Quand ? Comment ? Pourquoi ? Benny semble aller parfaitement bien, alors ce n'est pas en lien avec notre alimentation. Ou peut-être que si ? Peut-être qu'il y a des choses qui me rendent malade, mais qui n'affectent pas Benny ?
C'est peut-être ça, la solution. Arrêtez de manger ce qui me rend malade ! Un léger sourire renaît sur mon visage pour disparaître à la seconde où je me rend compte que je n'ai absolument aucune idée de ce que cela peut être et que je ne peux pas vraiment arrêter de manger tout court.
— Est-ce que tu peux... signer ? Quelque chose ? Juste pour m'assurer que je ne t'ai pas traumatisé, d'une manière ou d'une autre ?, demande Benny dans mon dos.
Je ne me suis même pas rendue compte que je lui avais tourné le dos, ou que j'avais été silencieuse assez longtemps pour qu'il pose cette question. La panique est toujours lisible dans mes yeux, si j'en crois son air défait et son regard un peu fuyant.
J'aimerais m'approcher, lui prendre la main, lui dire que je vais bien, que tout ira bien, que je vais aller mieux et que demain tout sera fini. Le truc, c'est que je compte sur lui pour me rassurer. En général, c'est plutôt moi qui suis pessimiste et Benny qui a toujours un argument pour me redonner espoir.
Et là, le constat, c'est que nous avons tous les deux perdus espoir. Il est incapable de me regarder dans les yeux plus de cinq minutes et je suis incapable de le réconforter. La vérité, c'est que ses paroles m'ont simplement ouverts les yeux sur ce que je refusais d'accepter depuis plusieurs semaines.
Je suis malade. Et il n'y a pas de solution. Enfin si, il y en a une, mais je m'y refuse et je pense que Benny aussi. Aucun de nous deux n'a envie de faire marche arrière, surtout qu'aucun de nous deux ne se souvient du chemin. En tout cas moi, je ne m'en souviens pas.
Peut-être que Benny le connaît, mais je ne pense pas qu'il veuille retourner à l'hôpital. J'inspire un grand coup et hoche la tête frénétiquement, pour me donner un semblant de courage.
« Je suis pas... traumatisée. J'ai peur », je signe simplement, le cœur battant.
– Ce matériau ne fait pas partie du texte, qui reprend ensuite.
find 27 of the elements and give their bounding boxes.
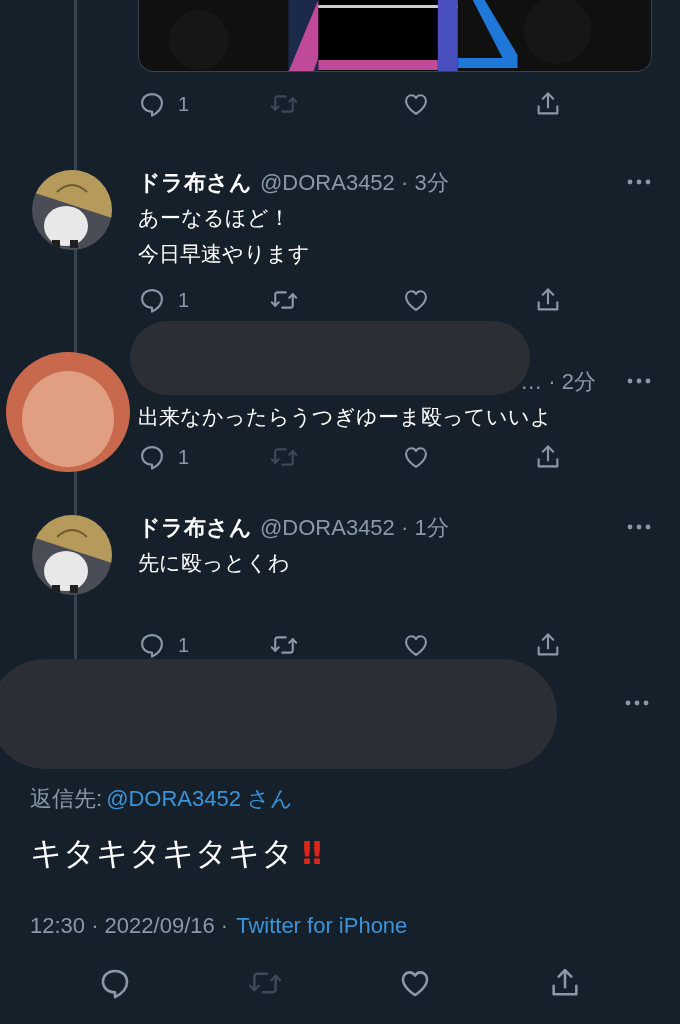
reply-icon[interactable] bbox=[138, 443, 166, 471]
tweet-text: 出来なかったらうつぎゆーま殴っていいよ bbox=[138, 404, 553, 430]
more-icon[interactable] bbox=[626, 523, 652, 531]
tweet-text: あーなるほど！ bbox=[138, 205, 291, 231]
timestamp: 12:30 · 2022/09/16 · bbox=[30, 911, 229, 940]
reply-count: 1 bbox=[178, 445, 190, 470]
tweet-text: 先に殴っとくわ bbox=[138, 550, 291, 576]
tweet-text: 今日早速やります bbox=[138, 241, 311, 267]
reply-icon[interactable] bbox=[138, 286, 166, 314]
more-icon[interactable] bbox=[626, 178, 652, 186]
reply-icon[interactable] bbox=[138, 90, 166, 118]
more-icon[interactable] bbox=[626, 377, 652, 385]
tweet-text: キタキタキタキタ ‼ bbox=[30, 833, 324, 873]
reply-count: 1 bbox=[178, 92, 190, 117]
reply-count: 1 bbox=[178, 288, 190, 313]
reply-to-label: 返信先: bbox=[30, 784, 103, 813]
more-icon[interactable] bbox=[624, 699, 650, 707]
author-name[interactable]: ドラ布さん bbox=[138, 165, 252, 199]
mention-link[interactable]: @DORA3452 さん bbox=[106, 781, 294, 815]
tweet-meta: @DORA3452 · 1分 bbox=[260, 513, 449, 542]
reply-icon[interactable] bbox=[138, 631, 166, 659]
source-link[interactable]: Twitter for iPhone bbox=[236, 908, 408, 942]
author-name[interactable]: ドラ布さん bbox=[138, 510, 252, 544]
reply-count: 1 bbox=[178, 633, 190, 658]
avatar-icon bbox=[5, 349, 131, 475]
tweet-meta: @DORA3452 · 3分 bbox=[260, 168, 449, 197]
tweet-meta: … · 2分 bbox=[520, 367, 596, 396]
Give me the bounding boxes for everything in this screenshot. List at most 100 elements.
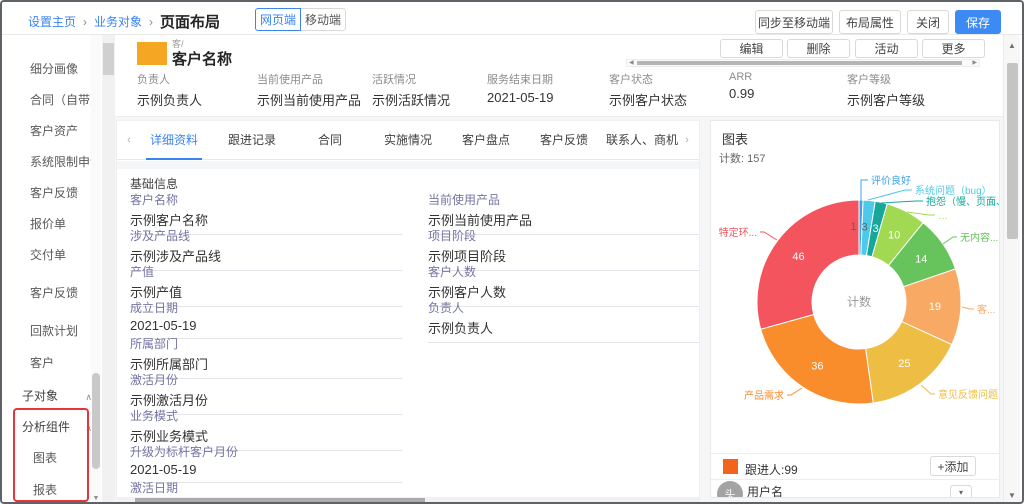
field-label: 负责人 xyxy=(137,71,202,87)
tab-implementation[interactable]: 实施情况 xyxy=(369,121,447,160)
detail-card: ‹ 详细资料 跟进记录 合同 实施情况 客户盘点 客户反馈 联系人、商机 › 基… xyxy=(116,120,700,498)
header-field-customer-status[interactable]: 客户状态 示例客户状态 xyxy=(609,71,687,109)
form-field[interactable]: 成立日期2021-05-19 xyxy=(130,299,402,339)
slice-value-label: 19 xyxy=(929,301,941,313)
field-label: 升级为标杆客户月份 xyxy=(130,443,402,460)
breadcrumb-business-objects[interactable]: 业务对象 xyxy=(94,13,142,30)
field-label: 涉及产品线 xyxy=(130,227,402,244)
tabs-prev-icon[interactable]: ‹ xyxy=(123,134,135,146)
slice-category-label: 无内容... xyxy=(960,231,998,244)
sidebar-scrollbar[interactable]: ▼ xyxy=(91,35,101,504)
activity-button[interactable]: 活动 xyxy=(855,39,918,58)
sidebar-item-segment-profile[interactable]: 细分画像 xyxy=(30,61,96,78)
field-value: 示例活跃情况 xyxy=(372,90,450,109)
label-leader-line xyxy=(943,237,957,244)
field-label: 服务结束日期 xyxy=(487,71,554,87)
sidebar-section-subobjects[interactable]: 子对象 ∧ xyxy=(22,388,92,405)
detail-horizontal-scrollbar[interactable] xyxy=(117,497,700,504)
sidebar-item-customer-feedback[interactable]: 客户反馈 xyxy=(30,185,96,202)
sidebar-item-report[interactable]: 报表 xyxy=(33,482,88,499)
breadcrumb: 设置主页 › 业务对象 › 页面布局 xyxy=(28,11,220,32)
sidebar-item-system-limit-request[interactable]: 系统限制申请明细 xyxy=(30,154,96,171)
field-label: 成立日期 xyxy=(130,299,402,316)
tab-mobile-view[interactable]: 移动端 xyxy=(300,8,346,31)
tab-detail[interactable]: 详细资料 xyxy=(135,121,213,160)
page-scrollbar-thumb[interactable] xyxy=(1007,63,1018,239)
header-field-owner[interactable]: 负责人 示例负责人 xyxy=(137,71,202,109)
donut-slice[interactable] xyxy=(757,200,859,329)
delete-button[interactable]: 删除 xyxy=(787,39,850,58)
form-field[interactable]: 负责人示例负责人 xyxy=(428,299,700,343)
scroll-left-icon[interactable]: ◀ xyxy=(629,60,634,66)
slice-category-label: 产品需求 xyxy=(744,389,784,402)
slice-value-label: 1 xyxy=(850,221,856,233)
scroll-down-icon[interactable]: ▼ xyxy=(1004,491,1020,500)
header-field-activity[interactable]: 活跃情况 示例活跃情况 xyxy=(372,71,450,109)
more-button[interactable]: 更多 xyxy=(922,39,985,58)
tab-contacts-opportunities[interactable]: 联系人、商机 xyxy=(603,121,681,160)
scroll-up-icon[interactable]: ▲ xyxy=(1004,41,1020,50)
sidebar-item-delivery-order[interactable]: 交付单 xyxy=(30,247,96,264)
breadcrumb-separator: › xyxy=(149,15,153,29)
close-button[interactable]: 关闭 xyxy=(907,10,949,34)
sidebar-item-customer[interactable]: 客户 xyxy=(30,355,96,372)
slice-category-label: 系统问题（bug） xyxy=(915,184,992,197)
layout-properties-button[interactable]: 布局属性 xyxy=(839,10,901,34)
label-leader-line xyxy=(787,388,802,395)
user-dropdown-button[interactable]: ▾ xyxy=(950,485,972,498)
sidebar-item-quotation[interactable]: 报价单 xyxy=(30,216,96,233)
breadcrumb-separator: › xyxy=(83,15,87,29)
user-name: 用户名 xyxy=(747,483,783,498)
donut-center-label: 计数 xyxy=(847,294,871,309)
record-title: 客户名称 xyxy=(172,48,232,69)
tab-contract[interactable]: 合同 xyxy=(291,121,369,160)
save-button[interactable]: 保存 xyxy=(955,10,1001,34)
form-field[interactable]: 升级为标杆客户月份2021-05-19 xyxy=(130,443,402,483)
sidebar-scrollbar-thumb[interactable] xyxy=(92,373,100,469)
donut-chart[interactable]: 133101419253646计数评价良好系统问题（bug）抱怨（慢、页面、..… xyxy=(711,167,1000,419)
field-label: 客户等级 xyxy=(847,71,925,87)
sidebar-item-customer-feedback-2[interactable]: 客户反馈 xyxy=(30,285,96,302)
slice-category-label: 特定环... xyxy=(719,226,757,239)
content-left-scrollbar-thumb[interactable] xyxy=(103,43,114,75)
field-label: 客户人数 xyxy=(428,263,700,280)
tab-customer-review[interactable]: 客户盘点 xyxy=(447,121,525,160)
add-follower-button[interactable]: +添加 xyxy=(930,456,976,476)
chart-count: 计数: 157 xyxy=(719,150,765,166)
breadcrumb-home[interactable]: 设置主页 xyxy=(28,13,76,30)
slice-value-label: 3 xyxy=(873,223,879,235)
scroll-right-icon[interactable]: ▶ xyxy=(972,60,977,66)
section-title-basic-info: 基础信息 xyxy=(130,175,178,192)
tab-follow-records[interactable]: 跟进记录 xyxy=(213,121,291,160)
sidebar-item-customer-assets[interactable]: 客户资产 xyxy=(30,123,96,140)
slice-value-label: 3 xyxy=(862,221,868,233)
field-value: 0.99 xyxy=(729,86,754,101)
label-leader-line xyxy=(861,180,868,201)
actions-horizontal-scrollbar[interactable]: ◀ ▶ xyxy=(626,59,980,67)
tab-customer-feedback[interactable]: 客户反馈 xyxy=(525,121,603,160)
form-field[interactable]: 激活日期2021-05-19 xyxy=(130,479,402,498)
detail-scrollbar-thumb[interactable] xyxy=(135,498,425,503)
edit-button[interactable]: 编辑 xyxy=(720,39,783,58)
slice-category-label: 客... xyxy=(977,303,995,316)
sidebar-section-analysis[interactable]: 分析组件 ∧ xyxy=(22,419,92,436)
header-field-service-end-date[interactable]: 服务结束日期 2021-05-19 xyxy=(487,71,554,105)
user-avatar: 头 xyxy=(717,481,743,498)
sidebar-item-chart[interactable]: 图表 xyxy=(33,450,88,467)
field-label: 客户状态 xyxy=(609,71,687,87)
actions-scrollbar-thumb[interactable] xyxy=(637,61,962,65)
tabs-next-icon[interactable]: › xyxy=(681,134,693,146)
scroll-down-icon[interactable]: ▼ xyxy=(91,495,101,502)
header-field-arr[interactable]: ARR 0.99 xyxy=(729,71,754,101)
field-value: 2021-05-19 xyxy=(487,90,554,105)
sidebar-item-payment-plan[interactable]: 回款计划 xyxy=(30,323,96,340)
content-left-scrollbar[interactable] xyxy=(102,35,115,504)
layout-editor-window: 设置主页 › 业务对象 › 页面布局 网页端 移动端 同步至移动端 布局属性 关… xyxy=(0,0,1024,504)
divider xyxy=(117,161,699,169)
sync-to-mobile-button[interactable]: 同步至移动端 xyxy=(755,10,833,34)
sidebar-item-contract-builtin[interactable]: 合同（自带） xyxy=(30,92,96,109)
header-field-customer-level[interactable]: 客户等级 示例客户等级 xyxy=(847,71,925,109)
tab-web-view[interactable]: 网页端 xyxy=(255,8,301,31)
header-field-current-product[interactable]: 当前使用产品 示例当前使用产品 xyxy=(257,71,361,109)
page-vertical-scrollbar[interactable]: ▲ ▼ xyxy=(1003,35,1020,504)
On en est là. Deux personnes effrayées de la même personne...qui se trouve être moi. Nous avons tous les deux peur de moi. J'ai peur de moi. Je ne pensais pas pouvoir regretter un endroit, mais à cet instant précis je donnerai n'importe quoi pour être de nouveau inconsciente sur un lit d'hôpital, enfermée dans ma tête où le monde est beau et souriant.
C'est peut-être idiot, mais je me sentais mieux dans mon corps quand je n'en avais pas le contrôle. Depuis mon réveil, je n'ai fait qu'essayer de sortir de ma propre tête, au point désormais d'avoir peur de qui je suis. Non. Pas de qui je suis. De qui je suis en train de devenir.
J'ai peur de la personne que je suis depuis mon réveil, parce que je ne la connais pas. Il y a un fossé de cinq ans entre qui j'étais et qui je suis maintenant. Un fossé pendant lequel quelque chose à pris le relais, rendant impossible une réconciliation entre ces deux « moi ».
Je sens la main de Benny venir s'enrouler autour de mon poignet droit, m'insufflant un peu de chaleur. Ma tête semble se lever d'elle-même pour venir à la rencontre du regard de Benny, qui s'ancre dans le mien.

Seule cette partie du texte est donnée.